Bachelor host Chris Harrison has revealed he will be stepping back from his role as emcee for the show “for a period of time” amid controversy over his comments about Rachael Kirkconnell‘s racism scandal — but what did he say? Here’s everything we know about his problematic statements concerning Matt James‘ contestant.
“First and foremost, I don’t know. I haven’t talked to Rachael about it. And this is, again, where we all need to have a little grace, a little understanding, a little compassion,” Harrison said during the interview. “Because I’ve seen some stuff online — again this judge-jury-executioner thing — where people are just tearing this girl’s life apart and diving into, like, her parents and her parents’ voting record. It’s unbelievably alarming to watch this. I haven’t heard Rachael speak on this yet. And until I actually hear this woman have a chance to speak, who am I to say any of this?”
The season 13 lead, 35, went on to ask him about photos of Kirkconnell at an antebellum-themed fraternity party at a plantation. Lindsay asserted that the photos, which were taken in 2018, were “not a good look” for Kirkconnell amid claims the contestant had liked racist Facebook posts and mistreated a high school classmate for “liking Black guys.”
“You’re 100 percent right in 2021,” Harrison responded to Lindsay. “That was not the case in 2018. And again, I’m not defending Rachael. I just know that, I don’t know, 50 million people did that in 2018. That was a type of party that a lot of people went to. And again, I’m not defending it; I didn’t go to it.”
The following day, the Texas native took to Instagram to apologize for his comments during the interview. “To my Bachelor Nation family — I will always own a mistake when I make one, so I am here to extend a sincere apology,” he wrote via Instagram. “I have this incredible platform to speak about love, and yesterday, I took a stance on topics about which I should have been better informed. While I do not speak for Rachael Kirkconnell, my intentions were simply to ask for grace in offering her an opportunity to speak on her own behalf.”
“What I now realize I have done is cause harm by wrongly speaking in a manner that perpetuates racism, and for that, I am so deeply sorry,” he continued. “I also apologize to my friend Rachel Lindsay for not listening to her better on a topic she has a first-hand understanding of, and humbly thank the members of Bachelor Nation who have reached out to me to hold me accountable.”
On Saturday, February 13, Harrison revealed he would be temporarily stepping back from his hosting role with the franchise in an effort to get “educated on a more profound and productive level than ever before.”
“I have spent the last few days listening to the pain my words have caused and I am deeply remorseful. My ignorance did damage to my friends, my colleagues and strangers alike,” the ABC personality wrote in an Instagram statement. “I have no one to blame but myself for what I said and the way I spoke. I set standards for myself and I have not met them. I feel that with every fiber of my being. Now, just as I taught my children to stand up, and to own their actions, I will do the same.”
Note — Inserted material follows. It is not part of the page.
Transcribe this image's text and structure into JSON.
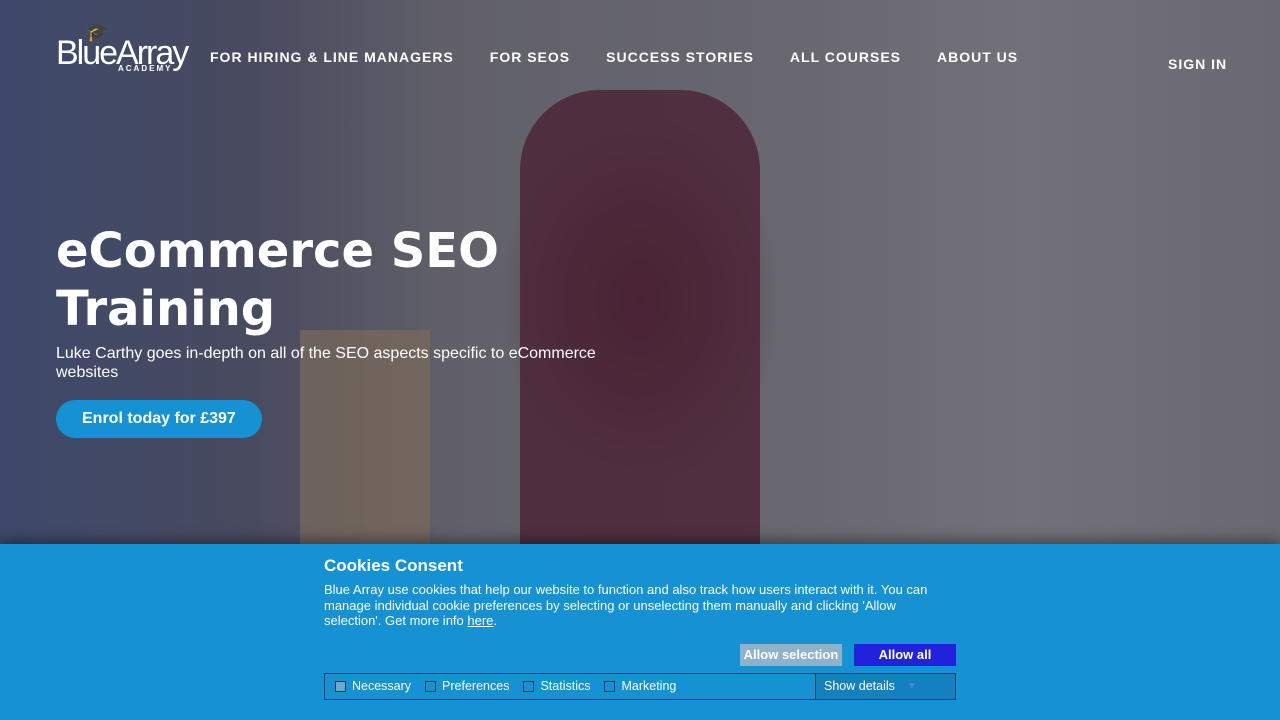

He added, “This historic season of The Bachelor should not be marred or overshadowed by my mistakes or diminished by my actions. To that end, I have consulted with Warner Brothers and ABC and will be stepping aside for a period of time and will not join for the After the Final Rose special.”
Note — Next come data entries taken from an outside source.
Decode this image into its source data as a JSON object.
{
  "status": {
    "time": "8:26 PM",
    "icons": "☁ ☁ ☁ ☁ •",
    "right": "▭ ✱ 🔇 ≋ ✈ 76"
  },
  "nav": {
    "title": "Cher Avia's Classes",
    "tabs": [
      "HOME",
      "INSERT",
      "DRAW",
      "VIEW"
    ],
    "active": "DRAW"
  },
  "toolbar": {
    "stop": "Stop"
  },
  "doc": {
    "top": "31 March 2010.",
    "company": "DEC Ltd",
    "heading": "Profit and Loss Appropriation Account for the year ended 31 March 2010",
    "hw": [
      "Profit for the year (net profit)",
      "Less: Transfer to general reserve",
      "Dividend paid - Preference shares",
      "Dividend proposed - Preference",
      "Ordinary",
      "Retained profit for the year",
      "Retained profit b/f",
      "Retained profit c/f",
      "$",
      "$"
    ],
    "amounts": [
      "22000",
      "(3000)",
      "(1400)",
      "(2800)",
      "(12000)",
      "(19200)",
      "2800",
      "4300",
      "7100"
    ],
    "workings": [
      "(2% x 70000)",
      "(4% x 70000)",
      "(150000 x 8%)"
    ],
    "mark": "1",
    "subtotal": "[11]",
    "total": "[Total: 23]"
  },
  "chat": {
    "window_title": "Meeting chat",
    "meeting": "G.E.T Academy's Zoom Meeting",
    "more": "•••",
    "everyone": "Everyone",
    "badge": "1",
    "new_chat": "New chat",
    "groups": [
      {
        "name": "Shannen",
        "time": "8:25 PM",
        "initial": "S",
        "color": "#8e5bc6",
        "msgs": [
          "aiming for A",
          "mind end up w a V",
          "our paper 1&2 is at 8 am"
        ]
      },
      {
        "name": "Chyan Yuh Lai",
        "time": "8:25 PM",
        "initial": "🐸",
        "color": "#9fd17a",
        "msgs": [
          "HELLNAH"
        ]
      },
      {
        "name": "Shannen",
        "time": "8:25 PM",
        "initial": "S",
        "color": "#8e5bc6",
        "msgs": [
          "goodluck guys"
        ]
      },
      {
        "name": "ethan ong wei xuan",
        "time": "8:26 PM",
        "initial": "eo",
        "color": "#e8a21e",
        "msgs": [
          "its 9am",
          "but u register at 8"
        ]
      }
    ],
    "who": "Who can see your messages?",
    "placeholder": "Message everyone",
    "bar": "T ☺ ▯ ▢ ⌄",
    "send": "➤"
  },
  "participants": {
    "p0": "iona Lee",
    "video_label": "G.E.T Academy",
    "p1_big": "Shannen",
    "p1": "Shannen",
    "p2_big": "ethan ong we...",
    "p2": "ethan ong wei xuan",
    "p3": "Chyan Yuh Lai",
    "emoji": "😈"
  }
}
Kirkconnell released her own apology on February 11. “While there have been rumors circulating, there have also been truths that have come to light that I need to address. I hear you, and I’m here to say I was wrong,” the Cumming, Georgia, native wrote via Instagram. “At one point, I didn’t recognize how offensive and racist my actions were, but that doesn’t excuse them. My age or when it happened does not excuse anything. They are not acceptable or OK in any sense. I was ignorant, but my ignorance was racist.”
“I am sorry to the communities and individuals that my actions harmed and offended,” her statement continued. “I am ashamed about my lack of education, but it is no one’s responsibility to educate me. I am learning and will continue to learn how to be antiracist, because it’s important to speak up in the moment and not after you’re called out. If you are a person who doesn’t understand the offense in question, I urge you to learn from my mistakes and encourage you to use them as a teachable moment.”
Nearly two weeks later, James spoke out about the controversies surrounding Kirkconnell and Harrison. “The past few weeks have been some of the most challenging of my life,” the 29-year-old wrote in a statement on February 22.
“The reality is that I’m learning about these situations in real-time, and it has been devastating and heartbreaking, to put it bluntly,” he continued via Instagram. “Chris’ failure to receive and understand the emotional labor that my friend Rachel Lindsay was taking on by graciously and patiently explaining the racist history of the Antebellum South, a painful history that every American should understand immediately, was troubling and painful to watch. As Black people and allies immediately knew and understood, it was a clear reflection of a much larger issue that The Bachelor franchise has fallen short on addressing adequately for years.”
He added, “It has also pushed me to reevaluate and process what my experience on The Bachelor represents, not just for me, but for all of the contestants of color, especially the Black contestants of this season and seasons past, and for you, the viewers at home. I will continue to process this experience, and you will hear more from me in the end.”